In an article on Happy News, we see robots being used to supplement medical rehabilitation where there is a shortage of nurses and therapists. For physical therapy, the robot is a “cross between an exercise machine and video game”. The robots become more interactive with the humans. It is not a stretch between this and robots being able to teach humans how to dance. This is advantageous for several reasons, and of course has its constraints:
- Robots are likely more consistent, reliable, and will become less expensive than humans for introductory to intermediate-levels of learning and expertise, and the routine teaching of such tasks, skills, and information;
- Robot-to-human interaction can alleviate the kinds of negative social fears and pressure that human instruction has; and
- Robots are good for rote performance, such as the basic sensor-driven janitor bots
We already have reports that robot research is moving in the direction of filling other jobs for which humans are becoming more scarce, for example security guards and retail salespeople (erp, salesbots??) in Japan, a country with an aging population and decreasing labor supply.
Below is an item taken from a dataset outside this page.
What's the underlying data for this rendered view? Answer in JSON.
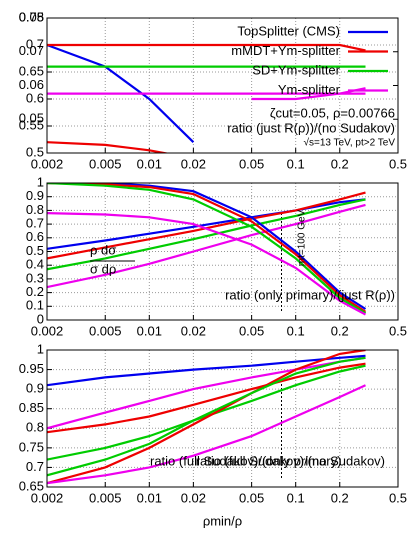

IMHO, these tasks should not be considered desirable jobs by humans, so I see this as a welcome practice.
OTOH, it becomes even more important to move forward on development of human skills and abilities, and constructing jobs that provide high degrees of autonomy, satisfaction, and opportunity for analytic and creative breakthroughs. This will drive the economy in at least the coming 20 years or so (potentially AI can begin producing such breakthroughs at about that point). Dreyfus and Dreyfus have a compelling book comparing mind and machine, yet additional progress has been made in terms of model-free adaptive learning that a neural network simulation of the brain might provide.
Peter Drucker has stated that there will be winners and losers in this knowledge-based economy. It is important not to see robots gaining at the expense of human workers. A luddite reaction that does this in effect does nothing to stop the progress and development of robots, which is extensive and accellerating. From 1811 to 1813, the luddites fought many battles, and were a force that was countered by the British army. After two years they lost their war against the industrialization of the textile industry with 17 members sentenced to death, and many others exiled to the penal colony of Australia.